Глава III. «КАИНОВА ПЕЧАТЬ»
В книге Бытие мы читаем, что Каину после убийства своего брата Авеля было запрещено общаться с людьми. Это обрекало его на жизнь изгнанника и скитальца. Боясь, что всякий встречный может отныне убить его, Каин стал жаловаться богу на свою горькую судьбу; и, сжалившись над ним, «сделал господь Каину знамение, чтобы никто, встретившись с ним, не убил его». Что же это за знак или клеймо, которым бог отметил первого убийцу?
Весьма вероятно, что здесь мы имеем дело с каким-то пережитком древнего обычая, соблюдаемого убийцами; хотя мы не имеем возможности установить положительно, в чем именно состоял этот знак или клеймо, но сравнение с обычаями, соблюдаемыми человекоубийцами в других местах земного шара, поможет нам понять по крайней мере общее значение этого знака. Робертсон-Смит
[8]
высказал предположение, что знак этот не что иное, как племенной отличительный признак или примета, которую каждый член племени имел на своем теле; эта примета служила ему средством защиты, свидетельствуя о принадлежности его к той или иной общине, могущей в случае надобности отомстить за его убийство.
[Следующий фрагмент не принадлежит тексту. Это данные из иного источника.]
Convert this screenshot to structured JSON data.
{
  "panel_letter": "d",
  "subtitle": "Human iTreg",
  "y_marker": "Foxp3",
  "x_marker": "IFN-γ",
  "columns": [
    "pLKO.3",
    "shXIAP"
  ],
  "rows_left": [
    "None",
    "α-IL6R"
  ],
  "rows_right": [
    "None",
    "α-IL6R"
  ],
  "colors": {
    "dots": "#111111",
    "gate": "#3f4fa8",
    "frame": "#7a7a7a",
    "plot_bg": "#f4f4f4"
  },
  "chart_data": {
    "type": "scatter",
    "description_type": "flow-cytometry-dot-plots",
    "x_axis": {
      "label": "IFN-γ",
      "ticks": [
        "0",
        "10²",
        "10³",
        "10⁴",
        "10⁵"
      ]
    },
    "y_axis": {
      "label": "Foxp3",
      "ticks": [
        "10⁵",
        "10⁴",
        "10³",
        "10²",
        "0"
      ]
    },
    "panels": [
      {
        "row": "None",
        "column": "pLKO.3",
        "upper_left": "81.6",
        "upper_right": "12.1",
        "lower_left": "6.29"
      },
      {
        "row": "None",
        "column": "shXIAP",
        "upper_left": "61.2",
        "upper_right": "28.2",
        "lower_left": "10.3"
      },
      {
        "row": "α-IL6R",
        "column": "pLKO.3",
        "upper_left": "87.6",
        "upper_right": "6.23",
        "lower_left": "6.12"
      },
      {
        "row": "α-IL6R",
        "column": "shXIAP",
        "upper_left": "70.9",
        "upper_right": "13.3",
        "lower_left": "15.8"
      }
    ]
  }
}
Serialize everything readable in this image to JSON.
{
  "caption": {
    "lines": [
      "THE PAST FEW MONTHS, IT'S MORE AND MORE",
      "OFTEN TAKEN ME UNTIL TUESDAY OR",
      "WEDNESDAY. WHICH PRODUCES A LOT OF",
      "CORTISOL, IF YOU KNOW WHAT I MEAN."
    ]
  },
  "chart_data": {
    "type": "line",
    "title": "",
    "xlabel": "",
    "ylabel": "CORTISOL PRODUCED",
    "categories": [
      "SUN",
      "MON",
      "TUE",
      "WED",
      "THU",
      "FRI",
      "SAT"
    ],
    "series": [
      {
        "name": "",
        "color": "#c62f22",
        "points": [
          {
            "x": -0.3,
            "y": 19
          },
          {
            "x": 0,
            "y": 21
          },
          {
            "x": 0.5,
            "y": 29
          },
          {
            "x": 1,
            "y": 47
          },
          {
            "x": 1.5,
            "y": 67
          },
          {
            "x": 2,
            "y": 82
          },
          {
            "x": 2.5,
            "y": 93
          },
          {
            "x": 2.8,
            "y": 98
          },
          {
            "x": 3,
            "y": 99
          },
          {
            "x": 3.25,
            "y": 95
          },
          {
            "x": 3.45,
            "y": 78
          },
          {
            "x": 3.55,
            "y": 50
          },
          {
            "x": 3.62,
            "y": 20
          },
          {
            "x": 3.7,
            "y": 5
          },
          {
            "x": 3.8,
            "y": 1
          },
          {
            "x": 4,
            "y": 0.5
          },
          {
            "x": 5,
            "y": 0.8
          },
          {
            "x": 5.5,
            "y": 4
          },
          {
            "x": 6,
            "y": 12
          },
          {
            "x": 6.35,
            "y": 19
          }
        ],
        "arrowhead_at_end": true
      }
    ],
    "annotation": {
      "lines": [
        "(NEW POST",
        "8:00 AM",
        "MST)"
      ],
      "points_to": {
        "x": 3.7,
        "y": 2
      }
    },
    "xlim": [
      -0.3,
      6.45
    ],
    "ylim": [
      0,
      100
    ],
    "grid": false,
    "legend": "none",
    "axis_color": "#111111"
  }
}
Достоверно известно, что подобные отличительные знаки практикуются среди народов, сохранивших племенную организацию. Например, у бедуинов одним из главных племенных признаков служит особая прическа. Во многих местах земного шара, особенно в Африке, знаком племени является рисунок на теле человека, сделанный путем татуировки. Вполне вероятно, что подобные знаки действительно служат средством защиты для человека того или иного племени, как думает Робертсон-Смит, хотя, с другой стороны, следует иметь в виду, что они могут оказаться и опасными для человека, живущего во враждебной стране, поскольку облегчают возможность распознать в нем врага. Но если мы даже и согласимся с Робертсоном-Смитом в вопросе о предохранительном значении племенного знака, едва ли подобное объяснение приложимо к данному случаю, т. е. к «Каиновой печати». Объяснение это имеет слишком общий характер, ибо относится к каждому человеку того или иного племени, нуждающемуся в защите, а не к одному лишь убийце. Весь смысл библейского рассказа заставляет нас думать, что знак, о котором идет речь, не был присвоен каждому члену общины, а составлял исключительную особенность убийцы. А потому мы вынуждены искать объяснения в другом направлении.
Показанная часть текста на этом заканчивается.